PRETORIA, 24 JANUARY. The great library of Alexandria (Egypt) hosted the latest consortium meeting of the European Commission-sponsored ERAFRICA project, held on 18 and 19 January 2012 and attended also by a number of non-consortium members, from both Africa and Europe, interested in participating in the project’s eventual funding of joint research projects. In one of the venue’s so-called “floating rooms”, suspended high above the massive main repository and its endless shelves of books, long lines of computer terminals and library patrons coming and going in otherworldly silence, the meeting attendees signalled their support for each of the proposed research topics, selected two months before in Lisbon, eventually to be funded as part of an ERAFRICA joint call for proposals. To general satisfaction each topic attracted not only sufficient interest but also enough of a preliminary financial commitment (in excess of €2 million each) to justify its retention as subject for investment, the final list of themes to be funded consisting of: Renewable Energy, Interfacing Challenges (i.e. research projects concentrating on a combination of two or more global challenges at the interface point between them), and Idea-Driven Research (that is, new ideas in any discipline, particularly marked by innovative thinking). Given that the total amount already pledged comes to about €8 million, and that a number of consortium members and other interested parties have not yet signalled the exact scope of their anticipated investment, it is now all but certain that the eventual amount of funding to be allocated to joint projects under the banner of an ERAFRICA call for proposals will exceed €10 million euros.

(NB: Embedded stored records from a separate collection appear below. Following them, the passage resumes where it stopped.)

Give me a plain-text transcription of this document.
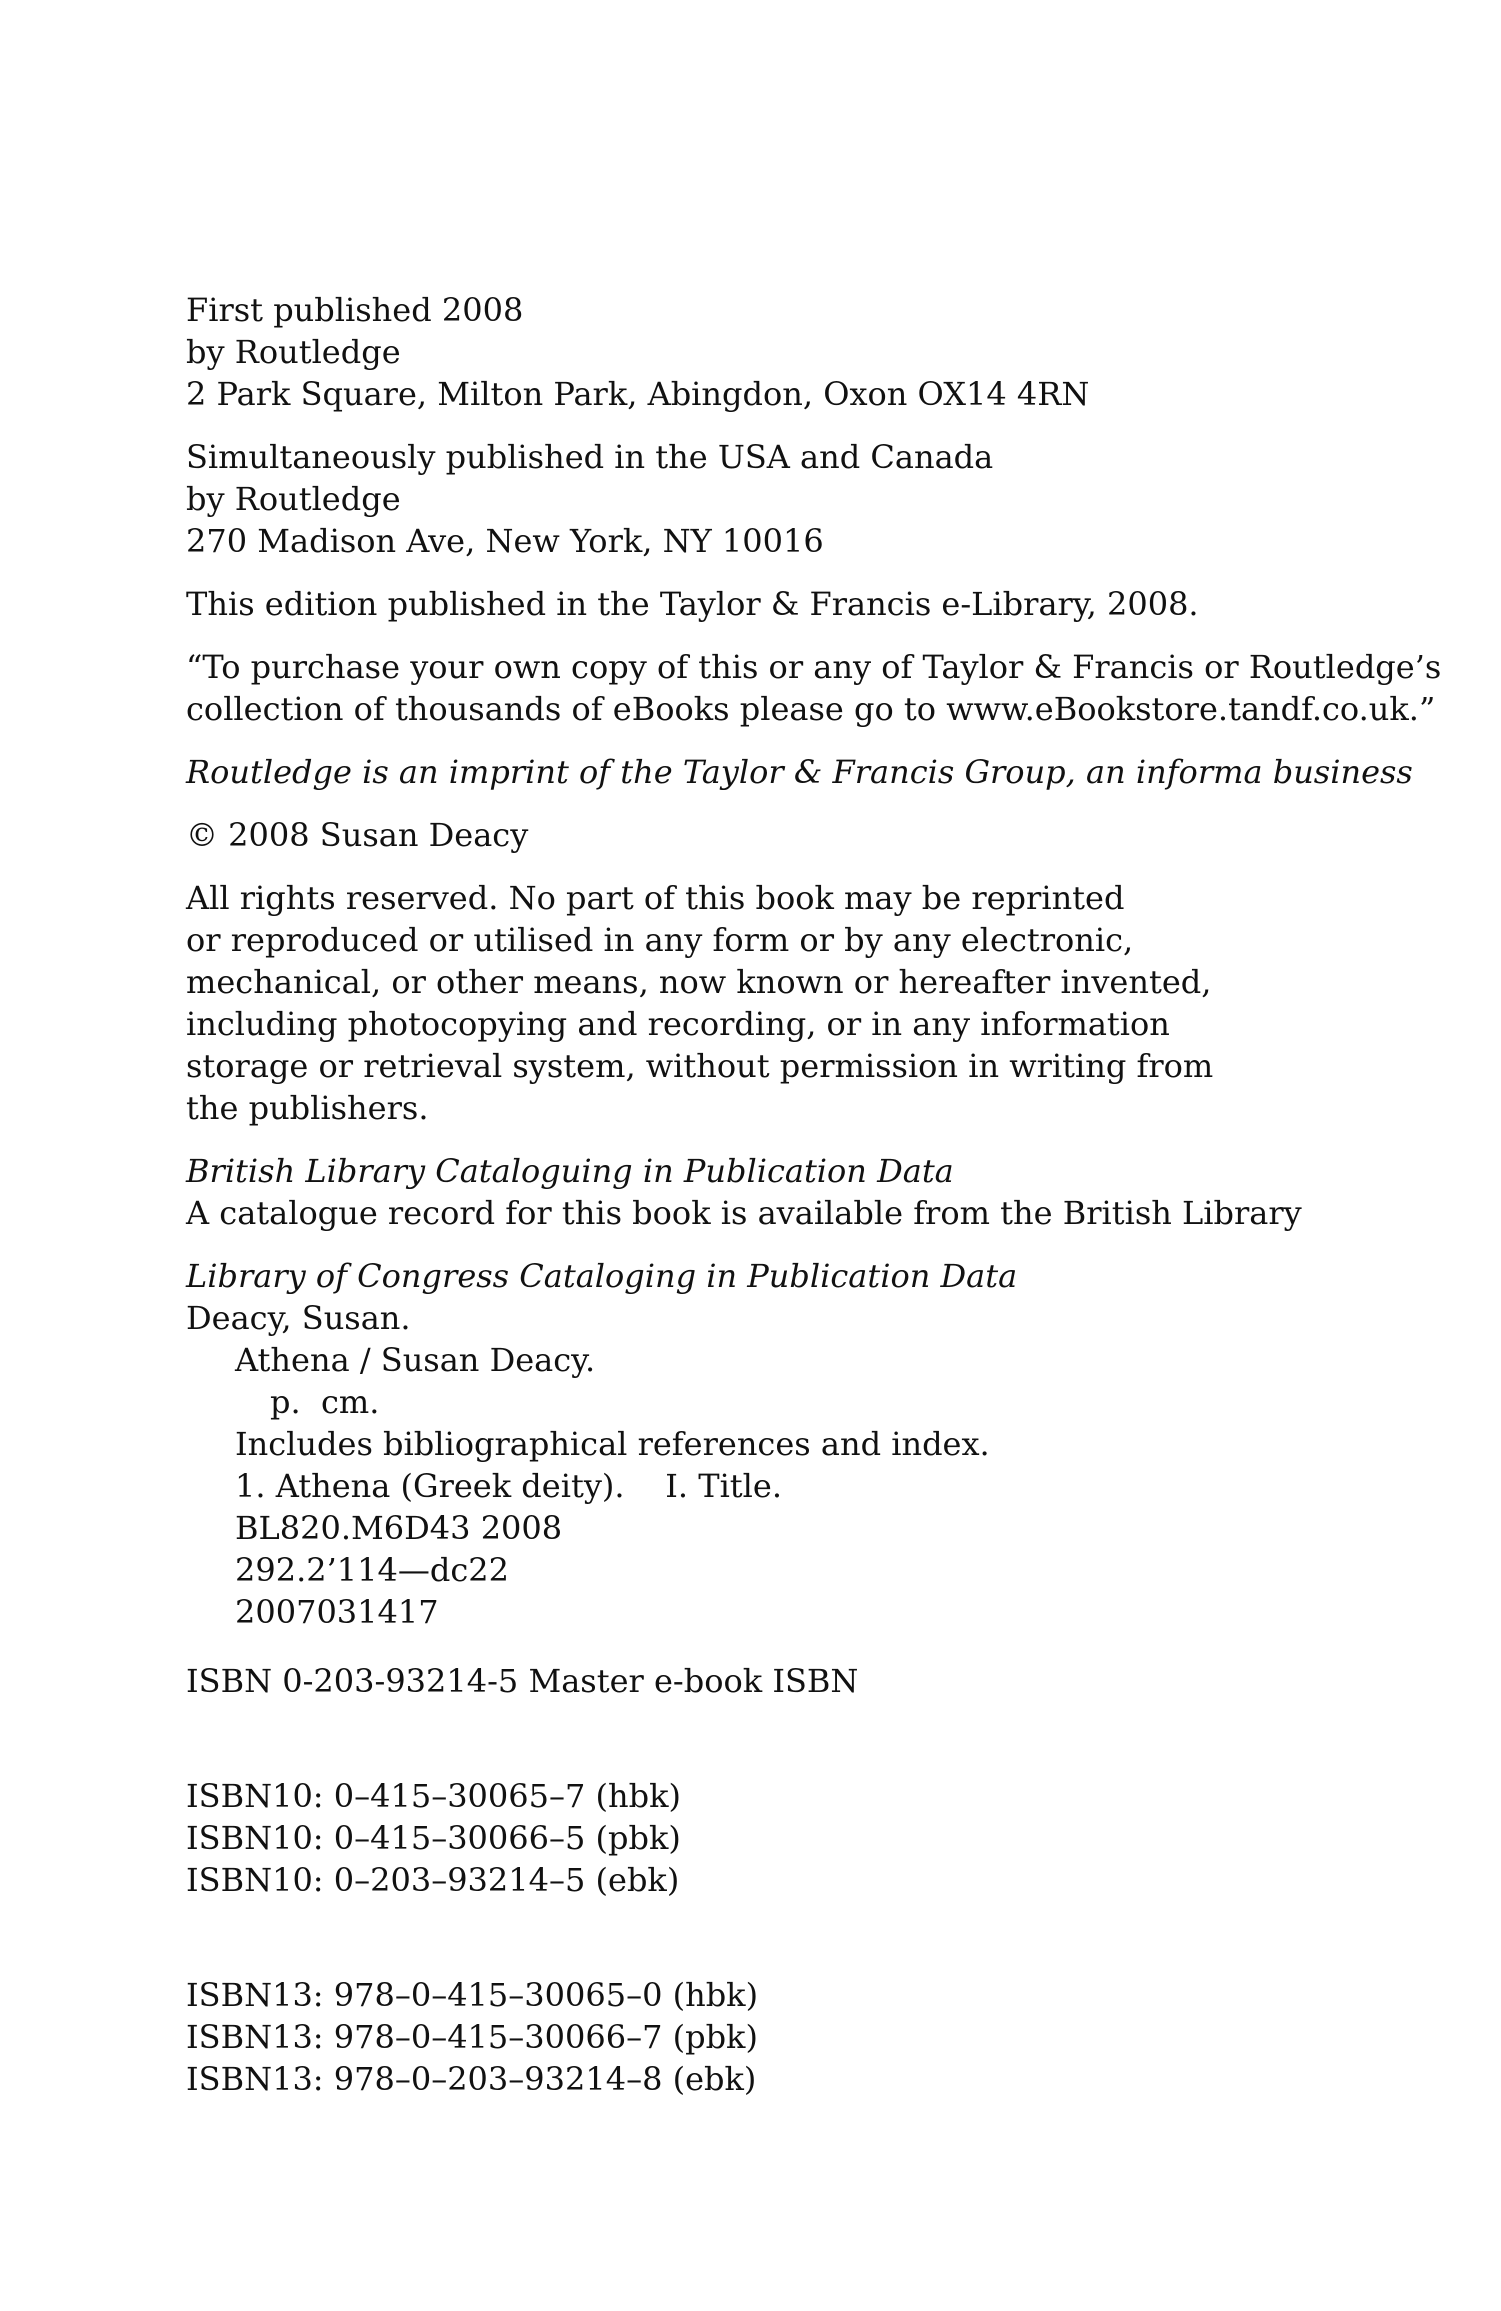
First published 2008
by Routledge
2 Park Square, Milton Park, Abingdon, Oxon OX14 4RN
Simultaneously published in the USA and Canada
by Routledge
270 Madison Ave, New York, NY 10016
This edition published in the Taylor & Francis e-Library, 2008.
“To purchase your own copy of this or any of Taylor & Francis or Routledge’s
collection of thousands of eBooks please go to www.eBookstore.tandf.co.uk.”
Routledge is an imprint of the Taylor & Francis Group, an informa business
© 2008 Susan Deacy
All rights reserved. No part of this book may be reprinted
or reproduced or utilised in any form or by any electronic,
mechanical, or other means, now known or hereafter invented,
including photocopying and recording, or in any information
storage or retrieval system, without permission in writing from
the publishers.
British Library Cataloguing in Publication Data
A catalogue record for this book is available from the British Library
Library of Congress Cataloging in Publication Data
Deacy, Susan.
Athena / Susan Deacy.
p.  cm.
Includes bibliographical references and index.
1. Athena (Greek deity).    I. Title.
BL820.M6D43 2008
292.2’114—dc22
2007031417
ISBN 0-203-93214-5 Master e-book ISBN
ISBN10: 0–415–30065–7 (hbk)
ISBN10: 0–415–30066–5 (pbk)
ISBN10: 0–203–93214–5 (ebk)
ISBN13: 978–0–415–30065–0 (hbk)
ISBN13: 978–0–415–30066–7 (pbk)
ISBN13: 978–0–203–93214–8 (ebk)
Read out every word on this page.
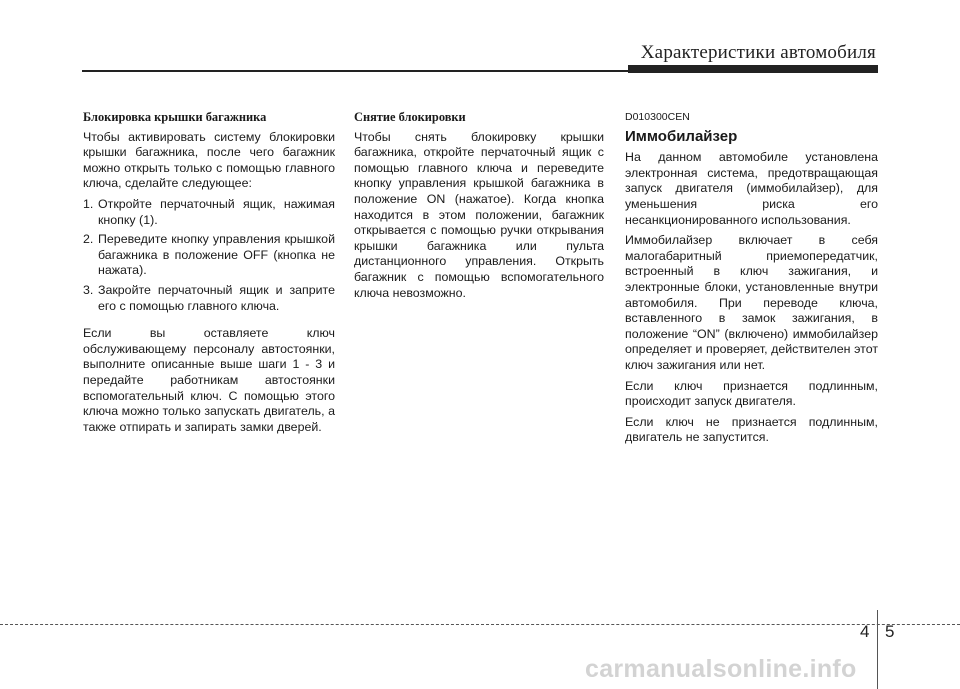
Характеристики автомобиля
Блокировка крышки багажника
Чтобы активировать систему блокировки крышки багажника, после чего багажник можно открыть только с помощью главного ключа, сделайте следующее:
1. Откройте перчаточный ящик, нажимая кнопку (1).
2. Переведите кнопку управления крышкой багажника в положение OFF (кнопка не нажата).
3. Закройте перчаточный ящик и заприте его с помощью главного ключа.
Если вы оставляете ключ обслуживающему персоналу автостоянки, выполните описанные выше шаги 1 - 3 и передайте работникам автостоянки вспомогательный ключ. С помощью этого ключа можно только запускать двигатель, а также отпирать и запирать замки дверей.
Снятие блокировки
Чтобы снять блокировку крышки багажника, откройте перчаточный ящик с помощью главного ключа и переведите кнопку управления крышкой багажника в положение ON (нажатое). Когда кнопка находится в этом положении, багажник открывается с помощью ручки открывания крышки багажника или пульта дистанционного управления. Открыть багажник с помощью вспомогательного ключа невозможно.
D010300CEN
Иммобилайзер
На данном автомобиле установлена электронная система, предотвращающая запуск двигателя (иммобилайзер), для уменьшения риска его несанкционированного использования.
Иммобилайзер включает в себя малогабаритный приемопередатчик, встроенный в ключ зажигания, и электронные блоки, установленные внутри автомобиля. При переводе ключа, вставленного в замок зажигания, в положение “ON” (включено) иммобилайзер определяет и проверяет, действителен этот ключ зажигания или нет.
Если ключ признается подлинным, происходит запуск двигателя.
Если ключ не признается подлинным, двигатель не запустится.
4 5
carmanualsonline.info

In addition, whereas the project consortium at the outset numbered 13 institutions from 12 countries (Austria, Belgium, Egypt, Finland, France, Germany, Kenya, Portugal, South Africa, Spain, Switzerland and Turkey), following the Alexandria meeting this number seems set to grow quite considerably, with definite interest already expressed by Côte d’Ivoire, Burkina Faso, Uganda and Norway, and high hopes held also for participation by Senegal, Morocco, Tunisia, Nigeria and Tanzania, all of which will be invited to a follow-up meeting to be held at the end of March in Stellenbosch, South Africa. Here the Groups of Funding Parties (GFP), each organised around a particular theme of interest to them, will begin the long process of preparing for the launching of the first ERAFRICA call for proposals, envisioned for January 2013. Already in Alexandria the first discussions were undertaken regarding funding criteria, evaluation processes and application modalities, these to be pursued for much of the year ahead at a series of meetings to follow, and each with expanded participation as more and more countries and institutions join a GFP and, through their financial commitment, obtain a share in the planning process. Indeed, the door to participation will remain open until the actual launching of the call, so there is still plenty of time for interested parties to join, no minimum amount of investment having been set and thus ensuring that smaller countries and institutions will not be excluded based on an inability to match the funding provided by the larger funders. In this way ERAFRICA is a true north-south (and interregional) partnership, with everyone contributing what they can, and all contributions guaranteeing equal participation. This of course is particularly significant to Africa which, through initiatives such as ERAFRICA, can finally bid farewell to its role as perpetual aid recipient, and embrace instead an equal status as full partner with its European counterparts.